Originally posted by falconeye We basically agree except that you cripple a bit to get the camera below $2000. You may be right or not. IMHO, it is one of the reasons why the A900/A850 failed: not good enough once you ignore the sensor size. This is why I exceed the $2000 barrier to allow for an uncrippled FF Pentax.
But there's the rub.
In order to get to market Pentax needs to compete on price because they are not going to compete on features or lenses or accessories. They cannot match Canon or Nikon.
Sony tried on price and almost no one from Canon or Nikon left those camps because of the price difference. It was too small. It made no impact on sales.
Why would Pentax be different?
Are there enough Pentax loyalists alone to satisfy the demand for an FF system required to sell well over 100k-200k bodies per year at over $2,000?
If Pentax is not competing on sensors size, and not on features, and not on lenses, or flash systems, or pro support and software, then what's the advantage?
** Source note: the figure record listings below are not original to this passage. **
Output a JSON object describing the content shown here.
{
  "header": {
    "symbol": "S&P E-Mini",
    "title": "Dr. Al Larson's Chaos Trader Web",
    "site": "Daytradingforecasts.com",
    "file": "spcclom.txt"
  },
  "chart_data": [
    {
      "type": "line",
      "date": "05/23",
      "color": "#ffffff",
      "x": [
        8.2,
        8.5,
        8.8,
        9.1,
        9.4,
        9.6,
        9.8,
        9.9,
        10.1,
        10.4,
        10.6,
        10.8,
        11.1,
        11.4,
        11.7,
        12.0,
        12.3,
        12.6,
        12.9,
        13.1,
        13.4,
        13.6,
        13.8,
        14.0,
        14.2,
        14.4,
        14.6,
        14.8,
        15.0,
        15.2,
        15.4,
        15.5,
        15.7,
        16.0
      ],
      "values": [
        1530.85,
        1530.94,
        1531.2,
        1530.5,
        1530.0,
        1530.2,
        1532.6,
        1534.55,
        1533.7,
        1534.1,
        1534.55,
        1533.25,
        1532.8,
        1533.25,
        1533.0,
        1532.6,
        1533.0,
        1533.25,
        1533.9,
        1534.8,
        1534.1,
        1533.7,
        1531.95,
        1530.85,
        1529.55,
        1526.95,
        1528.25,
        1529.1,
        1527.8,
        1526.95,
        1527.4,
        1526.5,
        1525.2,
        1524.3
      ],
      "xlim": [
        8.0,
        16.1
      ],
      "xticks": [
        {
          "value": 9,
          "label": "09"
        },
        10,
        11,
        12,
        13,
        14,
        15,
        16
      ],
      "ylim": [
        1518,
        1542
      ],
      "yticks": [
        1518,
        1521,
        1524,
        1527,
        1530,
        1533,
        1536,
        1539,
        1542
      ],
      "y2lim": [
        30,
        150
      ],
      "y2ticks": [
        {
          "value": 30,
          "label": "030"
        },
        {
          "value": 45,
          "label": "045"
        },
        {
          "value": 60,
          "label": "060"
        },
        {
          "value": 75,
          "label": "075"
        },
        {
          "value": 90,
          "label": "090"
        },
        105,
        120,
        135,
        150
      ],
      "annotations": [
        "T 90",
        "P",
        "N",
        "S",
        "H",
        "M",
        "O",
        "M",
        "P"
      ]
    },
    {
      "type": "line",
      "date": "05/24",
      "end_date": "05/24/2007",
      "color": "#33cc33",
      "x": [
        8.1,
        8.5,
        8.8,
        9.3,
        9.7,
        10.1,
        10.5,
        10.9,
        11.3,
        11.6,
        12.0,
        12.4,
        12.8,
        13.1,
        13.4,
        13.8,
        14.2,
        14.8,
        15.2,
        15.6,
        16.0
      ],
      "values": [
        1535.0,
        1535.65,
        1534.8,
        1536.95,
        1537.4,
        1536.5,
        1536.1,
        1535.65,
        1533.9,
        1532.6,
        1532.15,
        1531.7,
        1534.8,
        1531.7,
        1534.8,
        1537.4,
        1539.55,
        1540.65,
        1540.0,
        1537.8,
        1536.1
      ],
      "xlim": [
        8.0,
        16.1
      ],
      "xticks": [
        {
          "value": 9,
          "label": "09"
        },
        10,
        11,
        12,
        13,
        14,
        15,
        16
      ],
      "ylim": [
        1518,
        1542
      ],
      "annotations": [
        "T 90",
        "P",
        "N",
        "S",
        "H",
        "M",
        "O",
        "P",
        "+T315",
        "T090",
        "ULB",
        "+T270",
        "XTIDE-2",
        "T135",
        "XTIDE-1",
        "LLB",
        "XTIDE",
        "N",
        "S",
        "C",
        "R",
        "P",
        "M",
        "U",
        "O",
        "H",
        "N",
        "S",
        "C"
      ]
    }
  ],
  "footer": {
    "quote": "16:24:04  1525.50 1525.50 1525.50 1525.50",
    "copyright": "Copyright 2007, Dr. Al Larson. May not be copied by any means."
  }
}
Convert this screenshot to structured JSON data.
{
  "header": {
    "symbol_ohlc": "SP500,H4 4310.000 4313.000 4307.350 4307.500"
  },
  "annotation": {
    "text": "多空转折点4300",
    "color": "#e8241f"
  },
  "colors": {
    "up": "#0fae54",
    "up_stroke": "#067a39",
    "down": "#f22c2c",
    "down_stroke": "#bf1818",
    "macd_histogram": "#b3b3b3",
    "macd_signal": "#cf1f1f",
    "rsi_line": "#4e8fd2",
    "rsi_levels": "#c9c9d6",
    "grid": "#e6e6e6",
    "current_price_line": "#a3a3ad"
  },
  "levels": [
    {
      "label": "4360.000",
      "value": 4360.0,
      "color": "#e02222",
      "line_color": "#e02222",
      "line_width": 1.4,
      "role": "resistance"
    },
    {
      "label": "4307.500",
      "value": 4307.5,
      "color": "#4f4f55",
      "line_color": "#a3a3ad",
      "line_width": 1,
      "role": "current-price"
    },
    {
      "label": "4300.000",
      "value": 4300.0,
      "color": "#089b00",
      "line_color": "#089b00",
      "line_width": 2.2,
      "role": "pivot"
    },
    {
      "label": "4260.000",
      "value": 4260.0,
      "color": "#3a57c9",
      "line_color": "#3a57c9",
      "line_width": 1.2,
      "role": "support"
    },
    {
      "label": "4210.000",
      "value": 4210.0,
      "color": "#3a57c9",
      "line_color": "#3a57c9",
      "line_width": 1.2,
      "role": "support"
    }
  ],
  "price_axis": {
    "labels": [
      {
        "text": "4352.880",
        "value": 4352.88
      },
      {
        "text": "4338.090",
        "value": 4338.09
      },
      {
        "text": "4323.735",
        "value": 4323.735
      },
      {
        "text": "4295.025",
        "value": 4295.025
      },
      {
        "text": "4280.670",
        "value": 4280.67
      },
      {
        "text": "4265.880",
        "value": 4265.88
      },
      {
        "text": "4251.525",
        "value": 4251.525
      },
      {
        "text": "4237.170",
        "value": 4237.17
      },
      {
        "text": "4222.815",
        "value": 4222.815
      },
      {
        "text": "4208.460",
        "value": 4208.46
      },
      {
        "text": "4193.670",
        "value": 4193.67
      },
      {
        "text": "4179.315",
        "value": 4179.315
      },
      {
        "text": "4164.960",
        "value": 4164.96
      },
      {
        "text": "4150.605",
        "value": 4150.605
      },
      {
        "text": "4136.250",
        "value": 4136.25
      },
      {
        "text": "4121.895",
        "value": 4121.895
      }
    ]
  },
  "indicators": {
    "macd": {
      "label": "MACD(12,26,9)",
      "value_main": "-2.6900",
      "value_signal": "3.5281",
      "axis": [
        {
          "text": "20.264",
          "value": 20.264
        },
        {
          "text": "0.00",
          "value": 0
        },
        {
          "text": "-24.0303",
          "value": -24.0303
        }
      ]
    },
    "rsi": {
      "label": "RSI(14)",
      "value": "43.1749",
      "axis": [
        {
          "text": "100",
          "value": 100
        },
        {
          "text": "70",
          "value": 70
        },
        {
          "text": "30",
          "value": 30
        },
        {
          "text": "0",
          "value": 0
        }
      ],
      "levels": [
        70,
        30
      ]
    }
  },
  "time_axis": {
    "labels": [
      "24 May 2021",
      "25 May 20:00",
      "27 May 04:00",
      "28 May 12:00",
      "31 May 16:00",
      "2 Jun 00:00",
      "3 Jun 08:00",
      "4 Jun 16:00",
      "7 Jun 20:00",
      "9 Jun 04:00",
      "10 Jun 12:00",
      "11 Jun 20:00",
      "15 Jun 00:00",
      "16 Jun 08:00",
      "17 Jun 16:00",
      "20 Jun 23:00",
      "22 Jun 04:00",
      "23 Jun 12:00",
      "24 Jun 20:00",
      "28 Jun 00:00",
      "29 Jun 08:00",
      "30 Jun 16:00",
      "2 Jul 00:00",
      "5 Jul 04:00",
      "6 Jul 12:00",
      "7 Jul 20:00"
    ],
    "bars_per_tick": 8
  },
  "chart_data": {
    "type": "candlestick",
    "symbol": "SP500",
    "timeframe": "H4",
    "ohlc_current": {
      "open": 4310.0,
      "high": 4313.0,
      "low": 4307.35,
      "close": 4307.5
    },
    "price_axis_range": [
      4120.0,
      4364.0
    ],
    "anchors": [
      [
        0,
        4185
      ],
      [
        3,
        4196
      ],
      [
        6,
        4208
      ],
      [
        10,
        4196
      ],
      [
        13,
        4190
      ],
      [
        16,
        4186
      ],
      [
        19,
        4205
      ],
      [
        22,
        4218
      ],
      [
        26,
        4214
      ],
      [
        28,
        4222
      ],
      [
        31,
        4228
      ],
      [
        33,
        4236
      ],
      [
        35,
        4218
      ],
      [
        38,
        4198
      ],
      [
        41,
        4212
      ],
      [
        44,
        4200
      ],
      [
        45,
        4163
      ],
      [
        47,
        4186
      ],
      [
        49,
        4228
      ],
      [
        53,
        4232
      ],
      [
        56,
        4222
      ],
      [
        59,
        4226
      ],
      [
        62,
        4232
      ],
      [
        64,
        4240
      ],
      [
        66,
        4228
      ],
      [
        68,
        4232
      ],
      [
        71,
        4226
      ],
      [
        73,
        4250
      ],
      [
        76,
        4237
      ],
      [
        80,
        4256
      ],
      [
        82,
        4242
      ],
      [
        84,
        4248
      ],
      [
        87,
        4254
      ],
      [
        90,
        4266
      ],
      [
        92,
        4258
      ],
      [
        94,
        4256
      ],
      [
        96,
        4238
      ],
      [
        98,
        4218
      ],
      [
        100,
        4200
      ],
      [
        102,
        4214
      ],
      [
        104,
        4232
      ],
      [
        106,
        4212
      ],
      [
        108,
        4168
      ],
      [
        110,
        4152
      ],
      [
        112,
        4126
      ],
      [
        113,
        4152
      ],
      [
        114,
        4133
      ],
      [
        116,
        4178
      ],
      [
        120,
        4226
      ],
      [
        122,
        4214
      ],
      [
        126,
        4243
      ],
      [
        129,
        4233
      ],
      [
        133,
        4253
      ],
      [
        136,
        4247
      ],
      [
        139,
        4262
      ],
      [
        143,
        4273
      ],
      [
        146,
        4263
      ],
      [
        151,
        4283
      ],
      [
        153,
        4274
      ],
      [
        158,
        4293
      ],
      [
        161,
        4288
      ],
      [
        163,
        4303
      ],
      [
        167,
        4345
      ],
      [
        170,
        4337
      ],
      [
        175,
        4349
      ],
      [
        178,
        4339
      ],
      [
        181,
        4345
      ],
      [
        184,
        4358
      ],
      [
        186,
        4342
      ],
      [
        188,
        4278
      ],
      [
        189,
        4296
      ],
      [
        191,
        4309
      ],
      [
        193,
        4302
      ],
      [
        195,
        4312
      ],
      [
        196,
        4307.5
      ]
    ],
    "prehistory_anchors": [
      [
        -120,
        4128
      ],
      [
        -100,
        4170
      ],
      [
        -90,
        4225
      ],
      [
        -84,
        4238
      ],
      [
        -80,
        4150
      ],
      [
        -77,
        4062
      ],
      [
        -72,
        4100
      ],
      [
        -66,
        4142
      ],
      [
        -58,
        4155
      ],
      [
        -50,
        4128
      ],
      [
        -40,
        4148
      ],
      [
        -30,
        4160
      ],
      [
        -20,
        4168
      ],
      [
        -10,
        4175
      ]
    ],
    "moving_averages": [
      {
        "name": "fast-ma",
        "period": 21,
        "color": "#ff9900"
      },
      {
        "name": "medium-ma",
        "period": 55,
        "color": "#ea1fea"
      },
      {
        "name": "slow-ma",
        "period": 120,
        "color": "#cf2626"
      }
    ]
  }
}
Look at it this way: to compete in FF Pentax would have to convince about 20% of the current APS-C crowd to spend $500 more per body AND invest in new lenses. Is that possible? Are Pentax users willing in such large numbers to ante up that premium?
Either that, or Pentax MUST take FF market share from Canon and Nikon like Sony tried. Is price how they do that?
So they either have to force the currently loyal to spend much more than they do now, or have current and potential Canon or Nikon FF customers to switch due to price differences.
This mostly goes away if FF prices drop from Sony as sensor supplier and Canon and Nikon duke it out. At that point Pentax doesn't have to ask much more of its current customer base and can be a standing alternative to the other brands like they have done wit APS-C.